Large database (billions of rows) with minimal writes, best setup for fast searches?

Hi guys!

The database in question is a storage/search database for md5 hashes with values. Two columns per table, one with the md5 hash (32 letters in length) and one for the value. The md5 hash field is indexed (type UNIQUE). Once a row has been added, it will likely never be updated/deleted.

Currently, it has roughly 260 million rows altogether, spread over 40 tables with ca 5 million rows per table… the index files average at 220-250mb per table and load into the memory very speedily. The tables are MyISAM.

The hardware is a Dual Xeon 2.8ghz with 2GB of RAM but will be upgraded as needed.

To check a random hash, in the best case scenario it takes approximately 0.7 seconds. Although average is more often than not around 1.2 seconds. I’m very satisfied with that speed although I believe it can be faster. It obviously becomes faster per hash the more hashes I check at a time.

Now to my dilemma… I aim to expand the database with at least another 2 billion rows during the next week. And the way it is currently setup, it’s perhaps acceptable when checking large lists of hashes even if it would grow to hundreds of tables… but I wish to maintain speed for checking single hashes as well.

So, it needs a re-design! My thoughts are currently to sort all hashes into tables with the tablenames corresponding to the first two letters of a hash. That would result in 1296 tables in total … a-z0-9 (36x36). When checking a hash like:

00002059f54853e4c21e290bc1a0d7a9

It would then check table 00 for the hash, which would be significantly faster than traversing hundreds of tables and billions of rows to find the match.
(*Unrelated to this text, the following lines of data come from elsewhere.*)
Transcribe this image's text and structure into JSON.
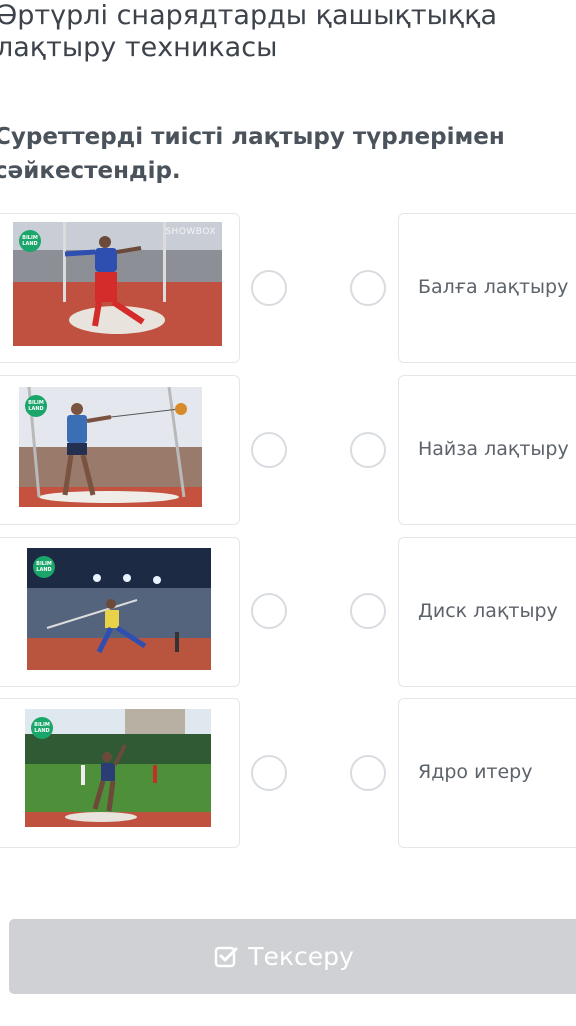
{
  "header": {
    "title_line1": "Әртүрлі снарядтарды қашықтыққа",
    "title_line2": "лақтыру техникасы"
  },
  "task": {
    "instruction_line1": "Суреттерді тиісті лақтыру түрлерімен",
    "instruction_line2": "сәйкестендір."
  },
  "images": {
    "logo_text": "BILIM LAND",
    "brand_watermark": "SHOWBOX"
  },
  "answers": [
    {
      "label": "Балға лақтыру"
    },
    {
      "label": "Найза лақтыру"
    },
    {
      "label": "Диск лақтыру"
    },
    {
      "label": "Ядро итеру"
    }
  ],
  "actions": {
    "check_label": "Тексеру",
    "check_icon": "checkbox-check-icon"
  },
  "colors": {
    "logo_green": "#1aa56a",
    "button_disabled": "#cfd1d4",
    "radio_border": "#d8dce1"
  }
}
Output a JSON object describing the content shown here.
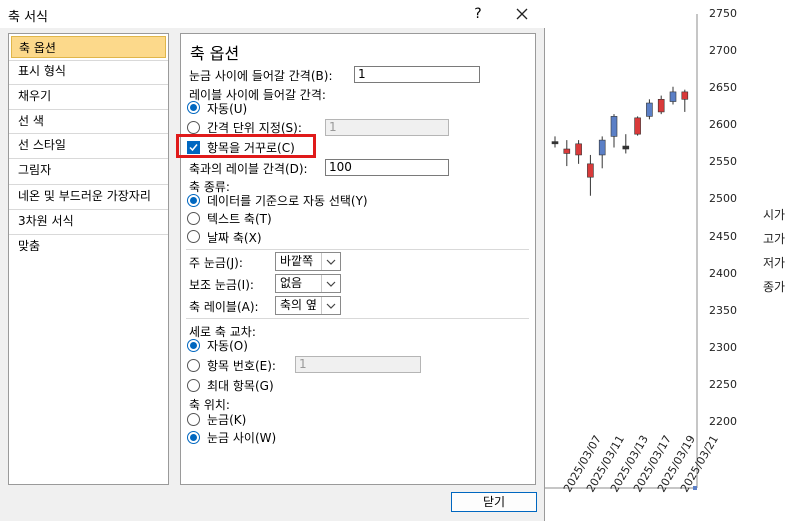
{
  "dialog": {
    "title": "축 서식",
    "help": "?",
    "close_icon": "close-icon",
    "ok_label": "닫기"
  },
  "nav": {
    "items": [
      "축 옵션",
      "표시 형식",
      "채우기",
      "선 색",
      "선 스타일",
      "그림자",
      "네온 및 부드러운 가장자리",
      "3차원 서식",
      "맞춤"
    ],
    "selected": 0
  },
  "panel": {
    "title": "축 옵션",
    "tick_interval_label": "눈금 사이에 들어갈 간격(B):",
    "tick_interval_value": "1",
    "label_interval_label": "레이블 사이에 들어갈 간격:",
    "auto_label": "자동(U)",
    "specify_label": "간격 단위 지정(S):",
    "specify_value": "1",
    "reverse_label": "항목을 거꾸로(C)",
    "label_distance_label": "축과의 레이블 간격(D):",
    "label_distance_value": "100",
    "axis_type_label": "축 종류:",
    "axis_type_auto": "데이터를 기준으로 자동 선택(Y)",
    "axis_type_text": "텍스트 축(T)",
    "axis_type_date": "날짜 축(X)",
    "major_tick_label": "주 눈금(J):",
    "major_tick_value": "바깥쪽",
    "minor_tick_label": "보조 눈금(I):",
    "minor_tick_value": "없음",
    "axis_labels_label": "축 레이블(A):",
    "axis_labels_value": "축의 옆",
    "vertical_cross_label": "세로 축 교차:",
    "cross_auto": "자동(O)",
    "cross_category": "항목 번호(E):",
    "cross_category_value": "1",
    "cross_max": "최대 항목(G)",
    "axis_position_label": "축 위치:",
    "pos_on_tick": "눈금(K)",
    "pos_between": "눈금 사이(W)"
  },
  "chart_data": {
    "type": "candlestick",
    "y_ticks": [
      "2750",
      "2700",
      "2650",
      "2600",
      "2550",
      "2500",
      "2450",
      "2400",
      "2350",
      "2300",
      "2250",
      "2200"
    ],
    "ylim": [
      2200,
      2750
    ],
    "x_ticks": [
      "2025/03/07",
      "2025/03/11",
      "2025/03/13",
      "2025/03/17",
      "2025/03/19",
      "2025/03/21"
    ],
    "legend": [
      "시가",
      "고가",
      "저가",
      "종가"
    ],
    "colors": {
      "up": "#5b7fc6",
      "down": "#d93a3a",
      "neutral": "#333333"
    },
    "candles": [
      {
        "open": 2575,
        "close": 2578,
        "high": 2585,
        "low": 2570
      },
      {
        "open": 2568,
        "close": 2562,
        "high": 2580,
        "low": 2545
      },
      {
        "open": 2575,
        "close": 2560,
        "high": 2580,
        "low": 2548
      },
      {
        "open": 2548,
        "close": 2530,
        "high": 2560,
        "low": 2505
      },
      {
        "open": 2560,
        "close": 2580,
        "high": 2585,
        "low": 2542
      },
      {
        "open": 2585,
        "close": 2612,
        "high": 2615,
        "low": 2570
      },
      {
        "open": 2568,
        "close": 2572,
        "high": 2588,
        "low": 2562
      },
      {
        "open": 2610,
        "close": 2588,
        "high": 2612,
        "low": 2586
      },
      {
        "open": 2612,
        "close": 2630,
        "high": 2635,
        "low": 2608
      },
      {
        "open": 2635,
        "close": 2618,
        "high": 2640,
        "low": 2615
      },
      {
        "open": 2632,
        "close": 2645,
        "high": 2652,
        "low": 2628
      },
      {
        "open": 2645,
        "close": 2635,
        "high": 2648,
        "low": 2618
      }
    ]
  }
}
This setup would also allow the database to scale upwards without size impacting much upon lookup speed.

What I’m concerned about however are two things:

#1 That the change in structure will, while maintaining lookup speed for single hashes (or more likely speed those up), checking large lists of hashes (1000+) would take much longer. I can’t back this concern up with any numbers though so I suppose it could be entirely unfounded…

#2 That there’ll be a performance hit because the number of tables will exceed 1000. I’ve read numerous sites where people warn against having that many tables…
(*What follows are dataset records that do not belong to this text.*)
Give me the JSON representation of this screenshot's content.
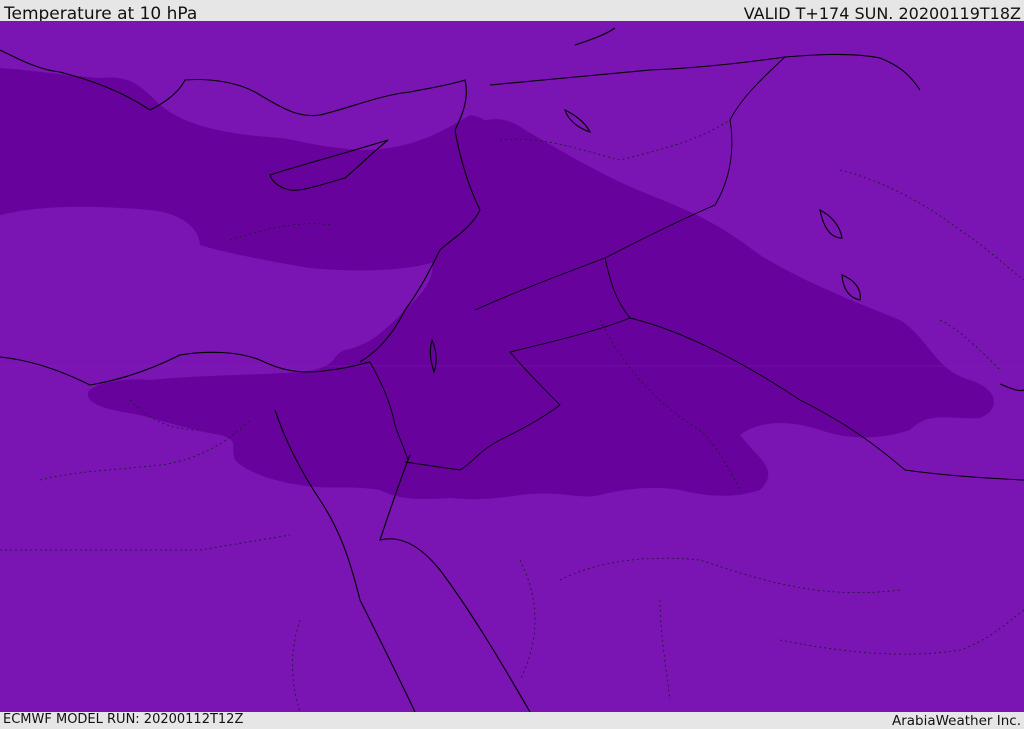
{
  "header": {
    "title": "Temperature at 10 hPa",
    "valid": "VALID T+174 SUN. 20200119T18Z"
  },
  "footer": {
    "model_run": "ECMWF MODEL RUN: 20200112T12Z",
    "brand": "ArabiaWeather Inc."
  },
  "colors": {
    "bar_background": "#e6e6e6",
    "field_light": "#7a14b2",
    "field_dark": "#67039c",
    "coastline": "#000000"
  },
  "map": {
    "region": "Eastern Mediterranean and Middle East",
    "variable": "temperature",
    "level": "10 hPa"
  }
}
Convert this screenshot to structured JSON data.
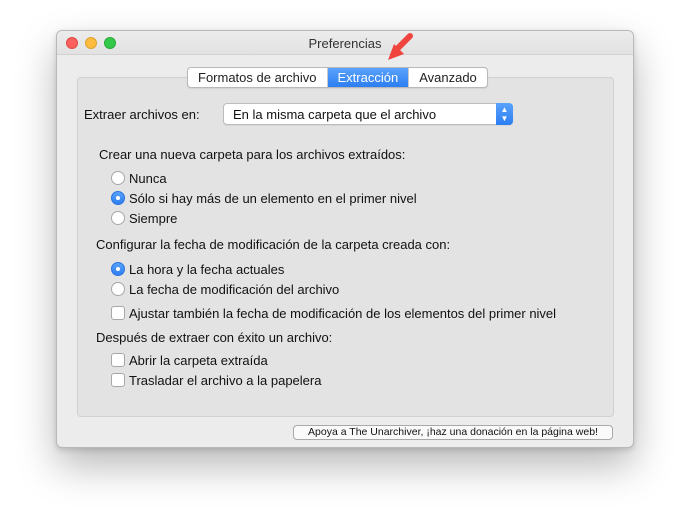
{
  "window": {
    "title": "Preferencias"
  },
  "tabs": [
    {
      "label": "Formatos de archivo"
    },
    {
      "label": "Extracción",
      "active": true
    },
    {
      "label": "Avanzado"
    }
  ],
  "extract_to": {
    "label": "Extraer archivos en:",
    "selected": "En la misma carpeta que el archivo"
  },
  "new_folder": {
    "heading": "Crear una nueva carpeta para los archivos extraídos:",
    "options": [
      {
        "label": "Nunca",
        "selected": false
      },
      {
        "label": "Sólo si hay más de un elemento en el primer nivel",
        "selected": true
      },
      {
        "label": "Siempre",
        "selected": false
      }
    ]
  },
  "mod_date": {
    "heading": "Configurar la fecha de modificación de la carpeta creada con:",
    "options": [
      {
        "label": "La hora y la fecha actuales",
        "selected": true
      },
      {
        "label": "La fecha de modificación del archivo",
        "selected": false
      }
    ],
    "checkbox": {
      "label": "Ajustar también la fecha de modificación de los elementos del primer nivel",
      "checked": false
    }
  },
  "after_extract": {
    "heading": "Después de extraer con éxito un archivo:",
    "checkboxes": [
      {
        "label": "Abrir la carpeta extraída",
        "checked": false
      },
      {
        "label": "Trasladar el archivo a la papelera",
        "checked": false
      }
    ]
  },
  "donate_button": {
    "label": "Apoya a The Unarchiver, ¡haz una donación en la página web!"
  },
  "colors": {
    "accent": "#2c7ef2",
    "annotation_arrow": "#f0453f"
  },
  "icons": {
    "annotation": "red-arrow-icon",
    "select": "chevron-updown-icon"
  }
}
Would I be even better off splitting those 1296 tables into 36 databases instead, one for each beginning letter (like a,b,c,d, etc) … with 36 tables per database?
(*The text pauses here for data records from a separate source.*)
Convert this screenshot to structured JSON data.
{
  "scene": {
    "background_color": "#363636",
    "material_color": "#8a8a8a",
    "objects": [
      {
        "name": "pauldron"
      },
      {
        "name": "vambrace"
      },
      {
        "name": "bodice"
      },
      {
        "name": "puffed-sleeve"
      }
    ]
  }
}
It’s in the plans to add two SCSI 320 drivers in a RAID config, giving up towards 500 mb/sec of transfer speed… along with upping the RAM to 8GB or more. So that’s to kept in mind while finding the best scaleable design here.

What are your thoughts on this?

I would really like to do this right, since it’ll be a pain to change it all later if there’s a better method.

Thanks and nice to be here!

Felix

My first thoughts are actually the same.

But doesn’t MD5 hashes consist of hexadecimal values? That would be like 0-255 (00-FF).

You than have lookup table with 16 columns and a column with the word you want to lookup.

Each of the 16 columns have a value between 0 and 255. When you do a lookup you first have the md5 hash and make decimals from the parts. So you get 16 parts with values.

$part_1 = hexdec(substr($hash, 0, 2));
$part_2 = hexdec(substr($hash, 2, 2));
$part_3 = hexdec(substr($hash, 4, 2));

(in PHP it is) etc.

Then in your table you match each part with the right column:

SELECT word FROM lookup WHERE col1 = part_1 AND col2 = part_2;

I really have no idea if it works. Maybe the hexdec conversion takes to long. Maybe the 16 columns matching takes to long. I don’t know. Just my first thoughts.

It’s a 32-char string of hexadecimal numbers… and your approach sounds unnecessarily complex and would take too long, I’m afraid.

I’m not looking for some sort of bruteforcing algorithm. This is a very simple md5<>value matchup. The values are already entered in the database and all the program does is check if the md5 hash is existent and if there’s a value for it and if there is, returns it. The only question is how to structure the database/tables for best scalability so as to not impact checkup speed.

But thank you anyway for your thoughts.